The star gooseberry prefers moist soil. It can be cultivated in a variety of ways—budding, cutting and air-layering—in addition to the usual seed growth. The tree is cultivated for its ornamental value, but also for food and medicinal purposes. While it produces some fruit throughout the year, it is mainly harvested in January except in South India, where it bears crops in April–May and again in August–September. As the fruit does not soften when ripe, it is harvested when the fruit begins to drop.

== Nutrition ==
P. acidus contains 4-hydroxybenzoic acid, caffeic acid, adenosine, kaempferol and hypogallic acid.

== Uses ==
=== Culinary ===
Various parts of the plant are used for food.
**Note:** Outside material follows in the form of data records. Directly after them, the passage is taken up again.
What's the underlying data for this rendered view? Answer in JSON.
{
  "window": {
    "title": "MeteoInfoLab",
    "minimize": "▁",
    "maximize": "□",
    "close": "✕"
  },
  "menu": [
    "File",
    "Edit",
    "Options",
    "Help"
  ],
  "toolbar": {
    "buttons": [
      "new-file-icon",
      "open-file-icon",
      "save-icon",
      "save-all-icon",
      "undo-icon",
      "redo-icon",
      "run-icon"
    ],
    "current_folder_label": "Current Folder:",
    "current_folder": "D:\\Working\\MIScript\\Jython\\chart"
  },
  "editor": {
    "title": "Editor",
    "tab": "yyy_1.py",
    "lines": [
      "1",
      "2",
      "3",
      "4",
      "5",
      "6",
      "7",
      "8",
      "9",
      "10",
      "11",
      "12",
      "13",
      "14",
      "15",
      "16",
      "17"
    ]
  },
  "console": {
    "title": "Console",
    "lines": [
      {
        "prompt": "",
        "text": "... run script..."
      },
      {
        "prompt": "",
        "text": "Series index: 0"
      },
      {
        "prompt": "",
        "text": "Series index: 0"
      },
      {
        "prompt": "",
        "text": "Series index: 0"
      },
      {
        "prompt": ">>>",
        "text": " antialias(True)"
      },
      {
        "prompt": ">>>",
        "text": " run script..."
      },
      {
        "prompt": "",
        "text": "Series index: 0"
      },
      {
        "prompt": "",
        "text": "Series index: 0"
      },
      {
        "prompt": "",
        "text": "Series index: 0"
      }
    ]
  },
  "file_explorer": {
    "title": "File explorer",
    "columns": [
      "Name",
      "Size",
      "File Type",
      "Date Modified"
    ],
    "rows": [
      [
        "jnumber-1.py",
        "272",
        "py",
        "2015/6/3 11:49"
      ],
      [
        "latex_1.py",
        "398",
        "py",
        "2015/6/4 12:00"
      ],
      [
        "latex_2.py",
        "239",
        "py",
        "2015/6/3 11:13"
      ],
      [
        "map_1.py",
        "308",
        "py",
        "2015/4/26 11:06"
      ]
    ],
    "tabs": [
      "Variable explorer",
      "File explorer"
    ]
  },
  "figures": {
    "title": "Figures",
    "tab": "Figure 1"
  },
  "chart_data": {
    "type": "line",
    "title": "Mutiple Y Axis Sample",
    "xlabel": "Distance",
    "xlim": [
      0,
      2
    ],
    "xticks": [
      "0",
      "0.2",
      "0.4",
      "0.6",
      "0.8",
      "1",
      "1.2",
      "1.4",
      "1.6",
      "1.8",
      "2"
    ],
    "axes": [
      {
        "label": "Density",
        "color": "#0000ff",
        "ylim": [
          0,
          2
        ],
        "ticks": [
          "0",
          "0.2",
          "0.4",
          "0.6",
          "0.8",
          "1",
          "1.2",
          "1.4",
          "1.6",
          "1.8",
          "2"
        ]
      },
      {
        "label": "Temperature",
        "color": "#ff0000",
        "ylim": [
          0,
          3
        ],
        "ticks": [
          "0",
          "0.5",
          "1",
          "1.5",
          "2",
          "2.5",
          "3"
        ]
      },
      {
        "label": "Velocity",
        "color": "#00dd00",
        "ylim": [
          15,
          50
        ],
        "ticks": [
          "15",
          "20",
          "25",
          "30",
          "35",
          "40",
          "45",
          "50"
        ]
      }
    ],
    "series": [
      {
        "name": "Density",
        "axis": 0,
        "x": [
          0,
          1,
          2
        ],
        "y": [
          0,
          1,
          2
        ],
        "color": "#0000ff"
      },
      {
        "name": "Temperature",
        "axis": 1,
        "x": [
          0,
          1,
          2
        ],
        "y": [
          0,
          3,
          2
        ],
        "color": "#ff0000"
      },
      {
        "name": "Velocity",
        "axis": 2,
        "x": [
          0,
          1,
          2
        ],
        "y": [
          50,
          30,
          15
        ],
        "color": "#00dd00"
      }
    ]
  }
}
In Bangladesh, India and Indonesia, the cooked leaves are eaten. While the fruit is eaten fresh, and is sometimes used as flavoring for other dishes in Indonesia, it is generally regarded as too tart to eat by itself in its natural form and is processed further. It is candied in sugar or pickled in salt, used in chutney, relish or preserves. In the Philippines, it is used to make vinegar as well as eaten raw, soaked in salt or vinegar-salt solution and sold along the roadside. It is candied as well, usually stored in jars with syrup. They make these into a syrup in Malaysia. Liberally sugared, it is also used to make fruit juice. In Thailand it is used as an ingredient to make Som tam, to make pickled, boil in syrup (Ma-Yom Chuam).

=== Medical ===
The plant is also used medicinally. The peppered leaves are used to make a poultice to treat sciatica, lumbago and rheumatism (but have been observed to cause low blood pressure when combined with nitrates); the seeds are used as a cathartic; the root, is a purgative if prepared with care. The syrup is used to medicate the stomach, and in India the fruit is eaten as a blood-enhancer for the liver; a lehyam, nellikai lekiyam, for which the salient ingredient is gooseberry fruit, is offered to children to boost their immunity.

=== Materials ===
While the wood is strong and durable if properly treated, the tree is not large and is rarely harvested for wood. If harvested, it is used for small objects such as utensils. In India, the root bark is sometimes used as a tanning agent.